Once you take that first step, it’s a huge relief
Todd:
My name's Todd. I was in the Army National Guard for eleven years. I started in '98, got out in 2009. I was deployed in Bosnia and Kosovo in 2003 to 2004. And then I was deployed to Iraq from 2005 to 2007.
I was on a patrol with another Humvee. It was just us, our Bradley, and a Humvee. And we rolled past a checkpoint. We were in an area where there was some suspicious activity going on. So we went to check it out and we happened across a checkpoint after that was over and the Humvee behind me hit a — I think it was a 200-pound IED that was in propane tanks, buried pretty deep in the ground. And there was five people in that vehicle. Two ended up dying. One guy was a double amputee. The other two guys had a couple scratches and some concussions, but that was probably about the time where everything started for me, as far as changing my life and my way of thinking and when I did things.
Then I got home and it was weird because the excitement of just being home and not having to worry about each day, whether you’re going to still be around or not. So, the actual excitement of being home overtook everything for about, about eight months to almost a year. And then after that, you start feeling, you start recognizing, you start trying to deal with the changes that have been there the whole time. You just didn’t realize it until then.

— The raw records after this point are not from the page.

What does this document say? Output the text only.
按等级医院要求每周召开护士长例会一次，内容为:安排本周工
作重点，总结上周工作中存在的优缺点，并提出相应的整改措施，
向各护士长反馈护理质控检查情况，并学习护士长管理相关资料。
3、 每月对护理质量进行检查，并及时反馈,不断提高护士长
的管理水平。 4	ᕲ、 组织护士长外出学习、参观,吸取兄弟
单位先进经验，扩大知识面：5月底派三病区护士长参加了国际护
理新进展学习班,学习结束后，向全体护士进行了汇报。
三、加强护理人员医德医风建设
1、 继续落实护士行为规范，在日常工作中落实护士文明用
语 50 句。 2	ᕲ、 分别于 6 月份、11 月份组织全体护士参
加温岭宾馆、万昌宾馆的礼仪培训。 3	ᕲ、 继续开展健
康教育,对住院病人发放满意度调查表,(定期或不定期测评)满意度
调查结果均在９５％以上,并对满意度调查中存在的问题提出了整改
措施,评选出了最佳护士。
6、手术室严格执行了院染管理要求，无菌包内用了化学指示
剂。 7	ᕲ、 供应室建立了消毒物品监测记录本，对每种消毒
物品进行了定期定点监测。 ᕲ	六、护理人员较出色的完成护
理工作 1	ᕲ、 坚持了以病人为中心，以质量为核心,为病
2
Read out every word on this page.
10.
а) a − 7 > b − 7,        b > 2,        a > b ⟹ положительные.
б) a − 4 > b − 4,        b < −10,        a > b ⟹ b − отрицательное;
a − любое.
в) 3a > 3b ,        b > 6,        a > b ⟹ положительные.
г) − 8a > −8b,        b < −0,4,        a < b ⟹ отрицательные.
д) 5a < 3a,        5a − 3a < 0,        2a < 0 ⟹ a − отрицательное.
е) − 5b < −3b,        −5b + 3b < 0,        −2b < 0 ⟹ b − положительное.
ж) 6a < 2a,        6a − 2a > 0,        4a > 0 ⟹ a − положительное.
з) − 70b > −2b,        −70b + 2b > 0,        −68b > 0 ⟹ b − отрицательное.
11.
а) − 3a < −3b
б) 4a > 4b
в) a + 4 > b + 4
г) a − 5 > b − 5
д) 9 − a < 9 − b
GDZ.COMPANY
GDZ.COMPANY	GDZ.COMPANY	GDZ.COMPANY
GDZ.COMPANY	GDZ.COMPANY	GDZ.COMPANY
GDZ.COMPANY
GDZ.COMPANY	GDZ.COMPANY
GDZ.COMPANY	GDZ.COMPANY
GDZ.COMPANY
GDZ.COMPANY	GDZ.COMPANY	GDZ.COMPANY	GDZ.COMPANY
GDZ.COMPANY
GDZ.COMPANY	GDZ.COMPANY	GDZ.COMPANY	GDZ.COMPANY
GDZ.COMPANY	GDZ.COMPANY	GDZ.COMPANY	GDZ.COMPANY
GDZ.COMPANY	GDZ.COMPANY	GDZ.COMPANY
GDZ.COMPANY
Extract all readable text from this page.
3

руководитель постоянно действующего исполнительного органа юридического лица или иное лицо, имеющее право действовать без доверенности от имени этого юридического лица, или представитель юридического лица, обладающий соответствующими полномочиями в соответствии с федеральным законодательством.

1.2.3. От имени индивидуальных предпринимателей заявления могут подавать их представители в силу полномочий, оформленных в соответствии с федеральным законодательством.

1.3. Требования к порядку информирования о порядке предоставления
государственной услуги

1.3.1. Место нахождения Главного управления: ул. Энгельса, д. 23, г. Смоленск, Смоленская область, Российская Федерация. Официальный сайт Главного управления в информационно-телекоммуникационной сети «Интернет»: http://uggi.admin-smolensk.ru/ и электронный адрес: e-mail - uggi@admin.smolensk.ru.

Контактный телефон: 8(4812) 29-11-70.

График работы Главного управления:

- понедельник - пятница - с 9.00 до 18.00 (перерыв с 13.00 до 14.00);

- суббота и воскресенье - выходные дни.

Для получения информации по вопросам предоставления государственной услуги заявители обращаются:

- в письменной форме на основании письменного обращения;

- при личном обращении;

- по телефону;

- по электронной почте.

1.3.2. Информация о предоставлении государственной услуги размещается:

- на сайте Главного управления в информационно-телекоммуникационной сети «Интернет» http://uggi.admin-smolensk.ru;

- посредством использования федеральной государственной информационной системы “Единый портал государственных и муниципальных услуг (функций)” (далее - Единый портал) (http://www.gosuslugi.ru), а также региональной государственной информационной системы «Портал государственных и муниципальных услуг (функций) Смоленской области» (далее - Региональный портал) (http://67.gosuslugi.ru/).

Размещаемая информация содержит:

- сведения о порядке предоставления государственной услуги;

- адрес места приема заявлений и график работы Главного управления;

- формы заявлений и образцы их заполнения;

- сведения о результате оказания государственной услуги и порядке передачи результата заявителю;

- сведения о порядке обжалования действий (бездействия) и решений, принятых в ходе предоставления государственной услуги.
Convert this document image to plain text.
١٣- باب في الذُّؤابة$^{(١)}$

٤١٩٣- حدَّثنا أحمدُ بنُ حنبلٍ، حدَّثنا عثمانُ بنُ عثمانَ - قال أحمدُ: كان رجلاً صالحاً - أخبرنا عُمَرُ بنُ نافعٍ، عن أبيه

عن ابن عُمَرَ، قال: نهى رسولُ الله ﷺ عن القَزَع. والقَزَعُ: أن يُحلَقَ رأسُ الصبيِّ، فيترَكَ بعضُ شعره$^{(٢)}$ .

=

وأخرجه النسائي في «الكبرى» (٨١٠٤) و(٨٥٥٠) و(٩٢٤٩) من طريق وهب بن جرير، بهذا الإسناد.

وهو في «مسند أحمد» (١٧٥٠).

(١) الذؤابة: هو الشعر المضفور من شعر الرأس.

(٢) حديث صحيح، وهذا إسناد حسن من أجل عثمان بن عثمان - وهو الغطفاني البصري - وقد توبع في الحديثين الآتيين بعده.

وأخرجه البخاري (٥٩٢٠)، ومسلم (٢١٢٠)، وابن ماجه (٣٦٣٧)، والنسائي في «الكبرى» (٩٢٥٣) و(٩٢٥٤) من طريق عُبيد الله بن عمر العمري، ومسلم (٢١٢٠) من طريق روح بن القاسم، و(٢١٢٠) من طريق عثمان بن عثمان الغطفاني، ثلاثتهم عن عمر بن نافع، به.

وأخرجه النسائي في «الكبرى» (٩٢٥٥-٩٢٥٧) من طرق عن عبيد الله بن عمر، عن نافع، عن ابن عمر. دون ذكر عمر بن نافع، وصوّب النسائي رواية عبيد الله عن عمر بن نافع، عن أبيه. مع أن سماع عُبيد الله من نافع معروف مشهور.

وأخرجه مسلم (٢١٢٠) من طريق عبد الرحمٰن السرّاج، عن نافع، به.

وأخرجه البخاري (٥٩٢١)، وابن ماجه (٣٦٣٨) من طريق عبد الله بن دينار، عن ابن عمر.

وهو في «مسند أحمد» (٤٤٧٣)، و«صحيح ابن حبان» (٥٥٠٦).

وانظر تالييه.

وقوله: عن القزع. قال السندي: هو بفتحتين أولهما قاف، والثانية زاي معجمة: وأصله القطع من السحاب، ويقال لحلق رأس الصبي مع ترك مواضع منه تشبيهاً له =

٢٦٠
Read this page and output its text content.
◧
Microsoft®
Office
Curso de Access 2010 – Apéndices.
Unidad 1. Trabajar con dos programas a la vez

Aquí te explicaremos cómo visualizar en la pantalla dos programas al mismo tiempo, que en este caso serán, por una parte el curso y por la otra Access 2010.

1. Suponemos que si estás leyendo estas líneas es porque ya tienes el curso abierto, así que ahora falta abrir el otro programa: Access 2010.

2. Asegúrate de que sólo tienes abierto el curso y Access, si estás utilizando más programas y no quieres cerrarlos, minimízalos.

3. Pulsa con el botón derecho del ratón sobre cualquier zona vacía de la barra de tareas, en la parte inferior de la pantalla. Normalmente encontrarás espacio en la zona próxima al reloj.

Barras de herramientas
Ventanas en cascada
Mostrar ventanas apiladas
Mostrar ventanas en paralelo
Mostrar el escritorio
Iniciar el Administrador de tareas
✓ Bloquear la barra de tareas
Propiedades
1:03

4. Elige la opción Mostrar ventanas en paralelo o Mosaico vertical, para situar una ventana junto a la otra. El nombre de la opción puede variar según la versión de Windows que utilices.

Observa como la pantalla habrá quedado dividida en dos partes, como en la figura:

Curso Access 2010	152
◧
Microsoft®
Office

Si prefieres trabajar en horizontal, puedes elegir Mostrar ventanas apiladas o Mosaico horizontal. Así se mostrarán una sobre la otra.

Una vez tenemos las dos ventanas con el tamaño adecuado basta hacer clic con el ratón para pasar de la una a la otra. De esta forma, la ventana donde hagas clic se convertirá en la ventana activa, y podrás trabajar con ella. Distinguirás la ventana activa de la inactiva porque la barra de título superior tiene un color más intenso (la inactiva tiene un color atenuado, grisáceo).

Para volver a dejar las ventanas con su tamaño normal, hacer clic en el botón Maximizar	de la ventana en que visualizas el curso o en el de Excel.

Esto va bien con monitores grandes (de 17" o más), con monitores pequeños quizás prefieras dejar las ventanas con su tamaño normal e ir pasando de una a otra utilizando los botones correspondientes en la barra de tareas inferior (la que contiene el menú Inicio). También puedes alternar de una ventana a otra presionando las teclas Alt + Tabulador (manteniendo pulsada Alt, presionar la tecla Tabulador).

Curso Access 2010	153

It got to the point where my wife at the time and I, our values were different. We were never on the same page on anything. What was important to me before really wasn’t that important to me anymore, and what was important to me wasn’t really that important to her. She told me several times, she was like, “you know, I kind of like the old you,” and I said, “Well, that guy, he’s long gone.”
The hardest thing is accepting that you’re going to have to somehow adapt to that new guy. And a lot of times you don’t want to which is a lot of times you just resort to different things like anger and, yeah. It was a pretty tough, bumpy, bumpy road.
I just felt different about her, and about our life and about the things — like, I always knew I could still be a good dad. And I still am. But putting, 110% into your kids and then putting 20% into your marriage, well, that doesn’t work out so well. So, I guess I tried to just put it under, not deal with it. Just think to myself, “It’ll pass.” But she would continue to wanna to help in certain ways and I didn’t, I didn’t want it. And it got to the point where we basically just had nothing. It wasn’t even a marriage.
I was going through the divorce. We had separated out of the house. And kind of being there alone. Just being by yourself and just realizing, you’re like… It wasn’t until just recently, like, maybe back in February or March, that I wanted to go and get help and get some of the — I mean, that’s four years of being back and saying, “It’s no problem. It’ll go away.” Never does. It never goes away.
To better the future for your family and your kids and a future relationship, you have to find it within yourself to say, “It’s time.”
I went to the Vet center and I talked to a therapist there. Talking about stuff at the Vet center was really, really helpful. She found certain things that I need to just lay it all out on the table and one by one, you just kind of, sort of set it down. You just sort of put it down. You, you really dig inside yourself and say, “It’s going to be tough, but in order for me to get better, I need to drop some of this weight that you carry around.” The road is not easy, but I tell you, the end result — like, I can see it, you know what I mean? I can see myself in a much better position in life.
Like, once you start doing all that stuff, it’s just you’ve already dropped all that stress and all that anxiety about it. Even the fact of just getting help, being anxious about just getting the help itself.
As soon as you take that first step, it is a huge relief.